STEPHANOPOULOS: Senator Dodd, you've called Senator Obama's views confusing and confused, dangerous and irresponsible. Do you think he's ready to be president?
DODD: Well, again, I'd certainly underscore the point that Senator Clinton has made here. The point I'd make on that, when I disagreed with my colleague from Illinois, was about the issue of whether or not a speech, a prepared speech, which suggested here a hypothetical situation and a hypothetical solution here -- that raised serious issues within Pakistan.
As I pointed out before, the only person that separates us from a jihadist government in Pakistan with nuclear weapons is President Musharraf. And, therefore, I thought it was irresponsible to engage in that kind of a suggestion here. That's dangerous. Words mean something in campaigns.
And so I think it's an important distinction to make here.

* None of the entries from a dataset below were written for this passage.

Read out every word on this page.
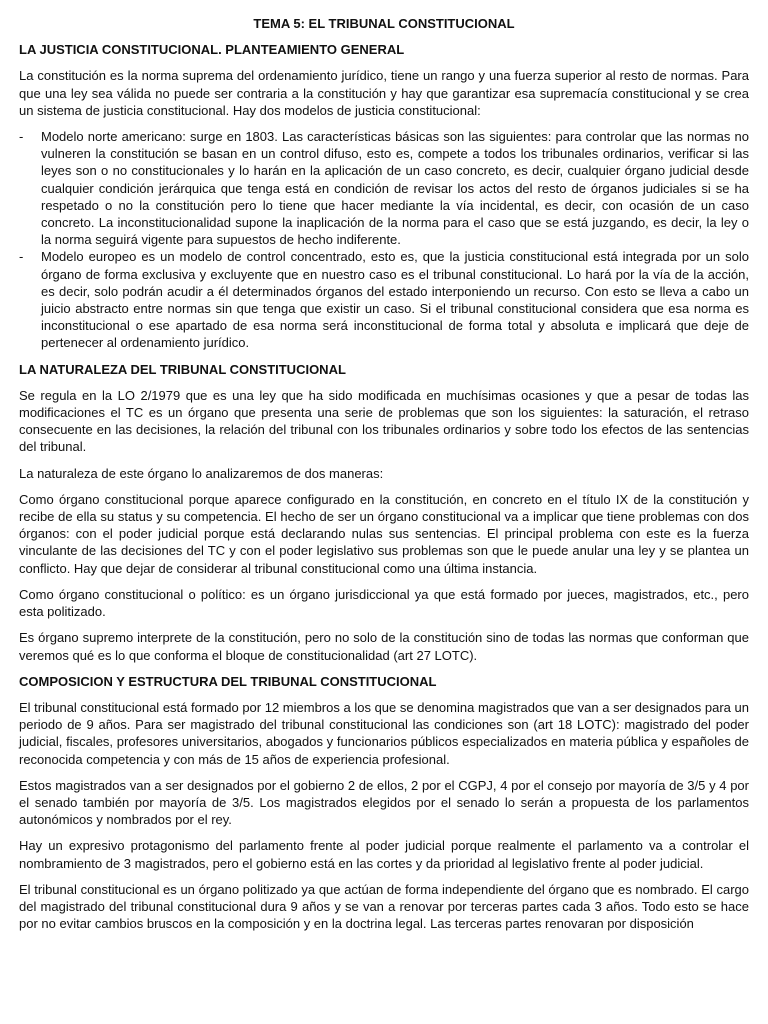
TEMA 5: EL TRIBUNAL CONSTITUCIONAL
LA JUSTICIA CONSTITUCIONAL. PLANTEAMIENTO GENERAL

La constitución es la norma suprema del ordenamiento jurídico, tiene un rango y una fuerza superior al resto de normas. Para que una ley sea válida no puede ser contraria a la constitución y hay que garantizar esa supremacía constitucional y se crea un sistema de justicia constitucional. Hay dos modelos de justicia constitucional:

- Modelo norte americano: surge en 1803. Las características básicas son las siguientes: para controlar que las normas no vulneren la constitución se basan en un control difuso, esto es, compete a todos los tribunales ordinarios, verificar si las leyes son o no constitucionales y lo harán en la aplicación de un caso concreto, es decir, cualquier órgano judicial desde cualquier condición jerárquica que tenga está en condición de revisar los actos del resto de órganos judiciales si se ha respetado o no la constitución pero lo tiene que hacer mediante la vía incidental, es decir, con ocasión de un caso concreto. La inconstitucionalidad supone la inaplicación de la norma para el caso que se está juzgando, es decir, la ley o la norma seguirá vigente para supuestos de hecho indiferente.
- Modelo europeo es un modelo de control concentrado, esto es, que la justicia constitucional está integrada por un solo órgano de forma exclusiva y excluyente que en nuestro caso es el tribunal constitucional. Lo hará por la vía de la acción, es decir, solo podrán acudir a él determinados órganos del estado interponiendo un recurso. Con esto se lleva a cabo un juicio abstracto entre normas sin que tenga que existir un caso. Si el tribunal constitucional considera que esa norma es inconstitucional o ese apartado de esa norma será inconstitucional de forma total y absoluta e implicará que deje de pertenecer al ordenamiento jurídico.
LA NATURALEZA DEL TRIBUNAL CONSTITUCIONAL

Se regula en la LO 2/1979 que es una ley que ha sido modificada en muchísimas ocasiones y que a pesar de todas las modificaciones el TC es un órgano que presenta una serie de problemas que son los siguientes: la saturación, el retraso consecuente en las decisiones, la relación del tribunal con los tribunales ordinarios y sobre todo los efectos de las sentencias del tribunal.

La naturaleza de este órgano lo analizaremos de dos maneras:

Como órgano constitucional porque aparece configurado en la constitución, en concreto en el título IX de la constitución y recibe de ella su status y su competencia. El hecho de ser un órgano constitucional va a implicar que tiene problemas con dos órganos: con el poder judicial porque está declarando nulas sus sentencias. El principal problema con este es la fuerza vinculante de las decisiones del TC y con el poder legislativo sus problemas son que le puede anular una ley y se plantea un conflicto. Hay que dejar de considerar al tribunal constitucional como una última instancia.

Como órgano constitucional o político: es un órgano jurisdiccional ya que está formado por jueces, magistrados, etc., pero esta politizado.

Es órgano supremo interprete de la constitución, pero no solo de la constitución sino de todas las normas que conforman que veremos qué es lo que conforma el bloque de constitucionalidad (art 27 LOTC).

COMPOSICION Y ESTRUCTURA DEL TRIBUNAL CONSTITUCIONAL

El tribunal constitucional está formado por 12 miembros a los que se denomina magistrados que van a ser designados para un periodo de 9 años. Para ser magistrado del tribunal constitucional las condiciones son (art 18 LOTC): magistrado del poder judicial, fiscales, profesores universitarios, abogados y funcionarios públicos especializados en materia pública y españoles de reconocida competencia y con más de 15 años de experiencia profesional.

Estos magistrados van a ser designados por el gobierno 2 de ellos, 2 por el CGPJ, 4 por el consejo por mayoría de 3/5 y 4 por el senado también por mayoría de 3/5. Los magistrados elegidos por el senado lo serán a propuesta de los parlamentos autonómicos y nombrados por el rey.

Hay un expresivo protagonismo del parlamento frente al poder judicial porque realmente el parlamento va a controlar el nombramiento de 3 magistrados, pero el gobierno está en las cortes y da prioridad al legislativo frente al poder judicial.

El tribunal constitucional es un órgano politizado ya que actúan de forma independiente del órgano que es nombrado. El cargo del magistrado del tribunal constitucional dura 9 años y se van a renovar por terceras partes cada 3 años. Todo esto se hace por no evitar cambios bruscos en la composición y en la doctrina legal. Las terceras partes renovaran por disposición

We're asking Democrats across the country to choose amongst us here who is best able to lead.
The experience, the background, the demonstrated success in dealing with both domestic and foreign policy issues are critical questions. You're not going to have time in January of '09 to get ready for this job.
You've got to be ready immediately for it and bringing back the experience over the years to deal with these issues, as I have, both on the Foreign Relations Committee, dealing with every major foreign policy debate -- sitting there working with children and family issues over the last quarter of the century -- I think demonstrated a background and an experience and ability with proven success to deal with the issues...
STEPHANOPOULOS: Senator Biden, it seems like your colleagues here don't want to reach the judgment that you've made. Why isn't Senator Obama ready?
BIDEN: Look, I think he's a wonderful guy, to start off, number one. It was about Pakistan we were talking about. The fact of the matter is, Pakistan is the most dangerous, potentially the most dangerous country in the world. A significant minority of jihadists with nuclear weapons. We have -- and I disagree with all three of my friends -- we have a Pakistan -- we have no Pakistan policy; we have a Musharraf policy. That's a bad policy. The policy should be based upon a long-term relationship with Pakistan and stability.
We should be encouraging free elections. There is an overwhelming majority of moderates in that country. They should have their day. Otherwise, they're going to go underground.
STEPHANOPOULOS: But Senator Biden, you did go beyond talking about Pakistan. You were asked: Is he ready? You said, "I think he can be ready, but right now I don't believe he is. The presidency is not something that lends itself to on-the-job training."
BIDEN: I think I stand by the statement.